If you’re looking for a career where you can make a real impression, join Global Service Center (GSC) HSBC and discover how valued you’ll be. HSBC is one of the largest banking and financial services organisations in the world, with operations in 64 countries and territories. We aim to be where the growth is, enabling businesses to thrive and economies to prosper, and, ultimately, helping people to fulfil their hopes and realise their ambitions.
We are currently seeking an experienced individual to join our team in the role of Site Reliability Engineer Senior
· This is a thought leadership position aimed at establishing and evangelizing the SRE practice within the team and across the bank.
· Senior SREs will own and be accountable for delivery of key initiatives and projects.
· A senior SRE is a mentor and team leader for junior SREs
The Role
As an Site Reliability Engineer Senior you will have responsibility to:
- Ensure the availability and maintainability of our large-scale API and Microservices platform located across three points of presence in HK, UK, and the US.
- Continuously improve the reliability, capacity, and performance of our platforms by applying SRE principles and practices to drive scale, enhance observability, reduce toil, more accurately measure risk, and more safely enable business driven change.

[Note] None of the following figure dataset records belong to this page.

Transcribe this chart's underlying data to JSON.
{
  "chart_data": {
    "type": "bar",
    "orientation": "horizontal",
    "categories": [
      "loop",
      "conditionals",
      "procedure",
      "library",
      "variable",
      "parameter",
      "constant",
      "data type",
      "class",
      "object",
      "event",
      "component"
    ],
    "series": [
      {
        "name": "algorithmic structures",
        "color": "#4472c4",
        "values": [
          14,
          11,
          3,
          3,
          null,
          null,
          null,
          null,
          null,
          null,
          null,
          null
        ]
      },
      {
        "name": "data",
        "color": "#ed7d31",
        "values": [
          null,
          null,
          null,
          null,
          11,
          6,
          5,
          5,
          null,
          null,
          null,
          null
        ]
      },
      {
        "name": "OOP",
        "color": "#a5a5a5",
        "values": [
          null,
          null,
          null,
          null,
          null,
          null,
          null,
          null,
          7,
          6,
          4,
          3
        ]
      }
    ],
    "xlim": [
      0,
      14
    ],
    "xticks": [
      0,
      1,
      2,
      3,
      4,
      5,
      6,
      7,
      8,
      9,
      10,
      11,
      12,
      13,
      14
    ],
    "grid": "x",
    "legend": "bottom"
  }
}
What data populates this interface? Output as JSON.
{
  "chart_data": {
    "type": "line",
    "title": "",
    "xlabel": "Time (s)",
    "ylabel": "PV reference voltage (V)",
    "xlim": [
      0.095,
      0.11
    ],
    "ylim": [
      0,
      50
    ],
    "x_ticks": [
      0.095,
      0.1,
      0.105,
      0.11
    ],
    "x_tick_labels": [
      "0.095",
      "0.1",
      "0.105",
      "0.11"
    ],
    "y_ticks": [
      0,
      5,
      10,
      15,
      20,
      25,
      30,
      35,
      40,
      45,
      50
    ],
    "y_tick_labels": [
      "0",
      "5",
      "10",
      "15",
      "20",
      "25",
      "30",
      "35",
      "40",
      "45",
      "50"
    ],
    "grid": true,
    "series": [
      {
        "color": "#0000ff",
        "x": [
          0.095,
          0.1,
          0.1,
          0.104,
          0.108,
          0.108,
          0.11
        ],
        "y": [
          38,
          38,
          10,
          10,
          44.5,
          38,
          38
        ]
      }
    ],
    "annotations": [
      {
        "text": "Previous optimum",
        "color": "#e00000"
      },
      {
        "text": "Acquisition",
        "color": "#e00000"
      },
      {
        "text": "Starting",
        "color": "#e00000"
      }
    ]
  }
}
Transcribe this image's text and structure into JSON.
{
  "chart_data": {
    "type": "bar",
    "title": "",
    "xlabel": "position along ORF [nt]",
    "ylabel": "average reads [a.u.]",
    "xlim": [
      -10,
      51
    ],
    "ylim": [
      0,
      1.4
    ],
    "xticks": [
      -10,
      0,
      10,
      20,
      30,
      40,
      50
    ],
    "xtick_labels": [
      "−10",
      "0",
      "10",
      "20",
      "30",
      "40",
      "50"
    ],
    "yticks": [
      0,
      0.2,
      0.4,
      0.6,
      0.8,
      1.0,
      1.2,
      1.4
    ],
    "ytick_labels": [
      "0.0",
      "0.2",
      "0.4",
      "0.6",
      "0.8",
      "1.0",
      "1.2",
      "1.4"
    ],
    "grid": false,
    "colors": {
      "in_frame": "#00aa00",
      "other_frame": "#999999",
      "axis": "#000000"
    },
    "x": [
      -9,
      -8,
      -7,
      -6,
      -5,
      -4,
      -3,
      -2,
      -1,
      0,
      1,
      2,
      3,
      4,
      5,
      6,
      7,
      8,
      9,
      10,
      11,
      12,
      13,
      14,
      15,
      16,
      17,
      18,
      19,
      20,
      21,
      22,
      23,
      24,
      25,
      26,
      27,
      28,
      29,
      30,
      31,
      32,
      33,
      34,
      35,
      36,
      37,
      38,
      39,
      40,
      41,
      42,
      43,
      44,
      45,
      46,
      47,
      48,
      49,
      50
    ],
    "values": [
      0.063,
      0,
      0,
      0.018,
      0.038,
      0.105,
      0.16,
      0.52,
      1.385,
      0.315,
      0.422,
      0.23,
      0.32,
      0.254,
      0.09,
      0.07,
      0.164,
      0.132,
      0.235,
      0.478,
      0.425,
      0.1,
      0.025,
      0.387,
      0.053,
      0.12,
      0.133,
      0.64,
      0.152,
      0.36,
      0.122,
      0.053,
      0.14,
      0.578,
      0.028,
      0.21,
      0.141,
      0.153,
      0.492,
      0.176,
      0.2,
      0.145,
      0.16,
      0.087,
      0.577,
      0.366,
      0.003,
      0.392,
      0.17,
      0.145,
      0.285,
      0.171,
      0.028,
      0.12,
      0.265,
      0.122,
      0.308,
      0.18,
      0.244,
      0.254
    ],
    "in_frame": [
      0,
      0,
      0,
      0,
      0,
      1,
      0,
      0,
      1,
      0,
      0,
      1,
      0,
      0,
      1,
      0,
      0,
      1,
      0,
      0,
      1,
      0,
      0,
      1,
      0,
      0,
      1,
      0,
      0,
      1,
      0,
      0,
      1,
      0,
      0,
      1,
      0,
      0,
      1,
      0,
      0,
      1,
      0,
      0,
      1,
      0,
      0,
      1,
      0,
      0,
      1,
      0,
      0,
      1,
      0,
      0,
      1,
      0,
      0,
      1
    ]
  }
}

- Elevate our expertise and maturity in safely managing our core technology stack underpinned by AWS, Kubernetes, Kong API gateway, Mulesoft API, Istio Service Mesh, and a host of supporting services in a hybrid hosting environment (i.e., private/public cloud & on-prem).
- Develop best in class observability tools and techniques enabling monitoring and alerting capability which facilitate not only incident detection and response, but also capacity management, improved release safety, and greater resource efficiency.
- Investigate, triage, and resolve production incidents and use data to articulate impact with relentless attention to the technical signals and underlying root causes that enable remediation and future avoidance/mitigation.
- Contribute to the design and engineering of auto and self-healing capability for known failure modes across our platforms.
- Contribute code to our platform repositories enabling not only our reliability agenda (e.g., monitoring-as-code), but also higher release speed and safety, simpler tenant onboarding, and improved controls.